Tuesday, July 20, 2010

Designing a Board Game Class

Last week, I taught a GAME DESIGN class. The goal of the class was to understand:

why do we play games?
what makes games fun?
how can we make our own fun games?

We used matte board for our boards. Mod Podge to make things shiny. Fimo clay to make handmade game pieces. And had a blast. The final day we got to play everyone's game and talk about what we learned about games, and what we liked about games.

Here is some photos of games kids created in my own week Game Class:



Hannah with her game "Guess that card?" She created an awesome game board with some collage techniques. Hannah made some spiral pieces and a unique game play idea, where the goal is to be able to guess the number on the card each time someone lands on that space. The person who can guess the most cards correctly by the time you get to finish, wins the game.

Aaron created "Camping Catastrophe", a game focused around the danger of camping. The first time I played I landed on six "forgot food, go back to start" spaces and hung my head in shame as everyone laughed at me. The game features some secret passage ways, bonus cards and a BEAR!

Aaron's bear gets activated and then can attack players and send them back to start. One of the best parts was when he decided to make it a three person game, where one player gets to be the bear and move around the board eating campers. It made for a really fun (and hard) game.

Rachel's 'dressopoly' game. You must collect the most dresses from around the world. Rachel made two games, and this one was a big success.

Rachel hand made all of these dresses to be collected as you go around the board. Notice the 3-d trophy dress at the top, which you earn when you get the most dresses at the end of the game.

Traven's 'Untitled Game' features a set of really neat handmade tokens and items. The game is unique as you lands on different shapes that make you do different things. My favorite one is the space that you have to scream out loud when you land on it.
Isaiah's "Random Space" game featured a race to be the first player to collect specimens from earth and return them to your planet. Isaiah worked hard on his game board and the art is amazing. Great creatures, aliens and colors. Everyone wanted to play his game based simply on how the board looked.

Here is a close up of his board. Isaiah used some creative ideas to fit aliens into the board and make it look dynamic; like the guy shooting a space with his cyclops eye.
Isaac (not pictured) made a game called "An Inside Job" which is featured on the inside of a mouth. You start on the teeth and fight monsters as you make it to the throat.

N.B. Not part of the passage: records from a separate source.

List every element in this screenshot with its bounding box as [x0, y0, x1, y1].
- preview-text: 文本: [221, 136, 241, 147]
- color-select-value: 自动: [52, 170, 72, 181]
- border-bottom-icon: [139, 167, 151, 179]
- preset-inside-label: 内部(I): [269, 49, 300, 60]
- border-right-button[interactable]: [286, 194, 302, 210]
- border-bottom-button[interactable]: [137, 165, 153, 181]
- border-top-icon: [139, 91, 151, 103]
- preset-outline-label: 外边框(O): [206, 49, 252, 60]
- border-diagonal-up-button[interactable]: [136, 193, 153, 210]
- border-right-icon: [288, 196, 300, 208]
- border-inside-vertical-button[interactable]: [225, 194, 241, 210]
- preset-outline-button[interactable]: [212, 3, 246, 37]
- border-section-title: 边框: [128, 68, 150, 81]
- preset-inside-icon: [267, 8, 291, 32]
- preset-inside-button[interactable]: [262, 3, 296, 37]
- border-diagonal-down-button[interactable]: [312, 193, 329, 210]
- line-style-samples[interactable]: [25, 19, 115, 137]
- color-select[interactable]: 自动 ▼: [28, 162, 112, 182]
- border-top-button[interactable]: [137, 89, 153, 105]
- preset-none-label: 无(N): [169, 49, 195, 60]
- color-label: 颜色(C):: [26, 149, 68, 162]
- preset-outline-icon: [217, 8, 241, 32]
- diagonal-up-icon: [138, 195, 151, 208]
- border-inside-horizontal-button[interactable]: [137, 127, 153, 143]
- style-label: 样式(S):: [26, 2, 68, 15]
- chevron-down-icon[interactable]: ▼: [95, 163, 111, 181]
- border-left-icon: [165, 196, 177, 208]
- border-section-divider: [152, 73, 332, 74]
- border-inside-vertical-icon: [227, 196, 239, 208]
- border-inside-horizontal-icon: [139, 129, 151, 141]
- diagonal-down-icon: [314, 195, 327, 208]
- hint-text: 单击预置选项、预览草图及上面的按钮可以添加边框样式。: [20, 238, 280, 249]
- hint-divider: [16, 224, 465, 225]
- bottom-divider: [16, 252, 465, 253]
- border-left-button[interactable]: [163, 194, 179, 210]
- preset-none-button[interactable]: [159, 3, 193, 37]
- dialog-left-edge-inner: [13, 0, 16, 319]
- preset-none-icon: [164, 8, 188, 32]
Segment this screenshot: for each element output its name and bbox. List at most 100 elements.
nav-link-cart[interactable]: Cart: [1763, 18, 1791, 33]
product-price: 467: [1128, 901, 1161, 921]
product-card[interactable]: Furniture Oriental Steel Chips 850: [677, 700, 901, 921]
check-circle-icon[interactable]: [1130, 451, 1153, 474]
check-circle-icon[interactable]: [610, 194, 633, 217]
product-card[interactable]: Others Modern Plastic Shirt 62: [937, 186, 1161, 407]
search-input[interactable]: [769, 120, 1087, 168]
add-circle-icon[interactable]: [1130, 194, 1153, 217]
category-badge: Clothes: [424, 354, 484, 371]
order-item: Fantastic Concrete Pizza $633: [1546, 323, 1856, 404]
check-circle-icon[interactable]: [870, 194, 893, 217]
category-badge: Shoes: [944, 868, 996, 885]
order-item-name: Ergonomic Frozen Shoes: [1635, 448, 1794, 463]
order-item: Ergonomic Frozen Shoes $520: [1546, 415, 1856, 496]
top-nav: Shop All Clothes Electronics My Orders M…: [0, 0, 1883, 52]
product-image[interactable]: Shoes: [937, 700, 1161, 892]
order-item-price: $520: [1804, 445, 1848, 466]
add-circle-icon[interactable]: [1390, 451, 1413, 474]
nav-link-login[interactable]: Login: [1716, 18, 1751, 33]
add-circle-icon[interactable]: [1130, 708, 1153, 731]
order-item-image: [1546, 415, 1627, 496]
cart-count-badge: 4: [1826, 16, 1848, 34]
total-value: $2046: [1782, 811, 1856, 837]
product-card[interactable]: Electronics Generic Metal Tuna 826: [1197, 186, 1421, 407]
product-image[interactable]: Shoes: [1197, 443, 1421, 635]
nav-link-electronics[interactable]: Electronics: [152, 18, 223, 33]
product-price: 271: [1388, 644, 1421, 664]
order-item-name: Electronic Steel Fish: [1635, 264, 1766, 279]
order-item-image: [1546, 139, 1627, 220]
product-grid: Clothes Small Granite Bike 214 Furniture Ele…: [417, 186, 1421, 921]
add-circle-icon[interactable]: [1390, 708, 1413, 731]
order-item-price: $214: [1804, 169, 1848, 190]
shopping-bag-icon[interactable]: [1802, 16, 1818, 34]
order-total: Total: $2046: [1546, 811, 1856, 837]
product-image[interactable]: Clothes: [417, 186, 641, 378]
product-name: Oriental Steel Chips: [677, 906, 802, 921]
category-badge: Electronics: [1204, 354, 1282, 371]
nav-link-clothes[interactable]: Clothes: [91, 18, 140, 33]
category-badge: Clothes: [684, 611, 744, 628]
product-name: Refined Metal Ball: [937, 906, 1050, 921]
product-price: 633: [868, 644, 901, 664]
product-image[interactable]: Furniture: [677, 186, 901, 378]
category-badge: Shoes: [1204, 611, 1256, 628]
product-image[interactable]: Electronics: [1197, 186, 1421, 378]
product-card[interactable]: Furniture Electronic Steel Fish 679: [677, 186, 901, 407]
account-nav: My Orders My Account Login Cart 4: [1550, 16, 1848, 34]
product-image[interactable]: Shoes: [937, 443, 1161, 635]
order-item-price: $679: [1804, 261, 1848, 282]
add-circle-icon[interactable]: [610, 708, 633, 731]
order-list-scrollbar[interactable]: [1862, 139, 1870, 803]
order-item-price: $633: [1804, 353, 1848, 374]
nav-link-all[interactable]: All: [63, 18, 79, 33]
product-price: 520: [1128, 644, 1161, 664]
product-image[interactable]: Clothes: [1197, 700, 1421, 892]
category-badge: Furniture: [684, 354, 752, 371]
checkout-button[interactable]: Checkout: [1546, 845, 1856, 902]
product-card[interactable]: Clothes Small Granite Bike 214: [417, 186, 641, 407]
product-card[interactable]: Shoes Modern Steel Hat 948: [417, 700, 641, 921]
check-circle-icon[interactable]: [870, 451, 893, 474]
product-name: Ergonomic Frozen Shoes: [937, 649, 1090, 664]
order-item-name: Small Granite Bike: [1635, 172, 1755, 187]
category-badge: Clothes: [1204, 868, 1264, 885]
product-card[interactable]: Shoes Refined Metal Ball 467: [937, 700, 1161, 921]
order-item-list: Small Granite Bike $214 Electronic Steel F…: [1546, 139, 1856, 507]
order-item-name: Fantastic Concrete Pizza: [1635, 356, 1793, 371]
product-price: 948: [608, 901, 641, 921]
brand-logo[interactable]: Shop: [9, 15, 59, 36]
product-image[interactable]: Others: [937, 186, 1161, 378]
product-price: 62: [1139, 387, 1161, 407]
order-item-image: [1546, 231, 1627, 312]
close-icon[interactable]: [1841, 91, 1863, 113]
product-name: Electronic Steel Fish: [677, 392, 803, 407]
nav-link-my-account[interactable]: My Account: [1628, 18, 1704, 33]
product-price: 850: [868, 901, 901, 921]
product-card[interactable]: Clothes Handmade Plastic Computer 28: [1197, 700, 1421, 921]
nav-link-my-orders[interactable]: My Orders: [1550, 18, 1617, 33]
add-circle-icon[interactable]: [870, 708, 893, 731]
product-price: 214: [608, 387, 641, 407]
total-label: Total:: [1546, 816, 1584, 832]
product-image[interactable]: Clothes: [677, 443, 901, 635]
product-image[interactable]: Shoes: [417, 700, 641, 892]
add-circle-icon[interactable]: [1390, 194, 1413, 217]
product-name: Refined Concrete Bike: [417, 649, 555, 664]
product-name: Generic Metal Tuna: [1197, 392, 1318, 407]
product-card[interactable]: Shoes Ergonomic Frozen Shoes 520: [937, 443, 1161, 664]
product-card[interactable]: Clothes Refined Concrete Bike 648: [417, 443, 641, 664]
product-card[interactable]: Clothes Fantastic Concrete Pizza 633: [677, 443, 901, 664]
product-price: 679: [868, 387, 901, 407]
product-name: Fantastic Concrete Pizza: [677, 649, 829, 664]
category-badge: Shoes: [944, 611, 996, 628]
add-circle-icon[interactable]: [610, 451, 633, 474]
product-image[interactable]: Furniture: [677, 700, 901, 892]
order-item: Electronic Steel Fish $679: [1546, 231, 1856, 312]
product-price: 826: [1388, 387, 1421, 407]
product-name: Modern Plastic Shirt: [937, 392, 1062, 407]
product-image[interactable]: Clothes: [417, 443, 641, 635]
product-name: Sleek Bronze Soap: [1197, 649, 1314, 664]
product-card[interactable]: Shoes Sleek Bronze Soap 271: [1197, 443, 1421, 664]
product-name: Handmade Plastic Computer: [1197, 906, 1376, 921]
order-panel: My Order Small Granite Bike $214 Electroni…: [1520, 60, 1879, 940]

Then you fight a boss in order to get to the stomach (the green) and then fight the final stomach boss. If you get candy cards it hurts you, if you get carrot cards it is a bonus. Even after you beat the stomach boss, you then you need to find your opponent and go fight them to win the game. The best part of the game is leveling up your character. You get stronger the more guys you fight, and you can buy swords, shields and magic wands from the shop.
Jonas' "Hot Chocolate" game is a crazy and dangerous adventure as two players race to be the first to get the hot chocolate at the top of the mountain. It is fun racing around the board collecting the bridge and landing on each money space to afford the hot chocolate in the end.

Luca's untitled game, which involves trying to race to safety from lighting storms and downpours of rain. The last spot before the finish sends you all the way back to start, so you better roll exactsies.


Here is my game, 'Treasure Divers'. Cat vs pirate vs ice cream man in an underwater battle for treasure.


The board, complete with evil octopus, swarms of deadly piranhas and a blood seeking shark.

5 comments:

Took said...

WOW.

That's all I can say.

WOW.

Alicia Billings said...

You inspired these kids! Awesome!

Anonymous said...

Fantastic! Looks like lots of fun!

Anonymous said...

These kids did great! I teach a gamedesign class to kids too, we sue thegamecrafter.com to print them on real game boards the kids and parents thought it was impressive. But your classes games being hand made look awesome and unique. I might have ours do it that way sometime!

William Hessian said...

never heard of game crafters until now. Neat website. I have to say, teaching kids to design games, teaches them about fun, balance, probability, fair play, mathematics, principles of art and design and so much more! I suggest it to everyone!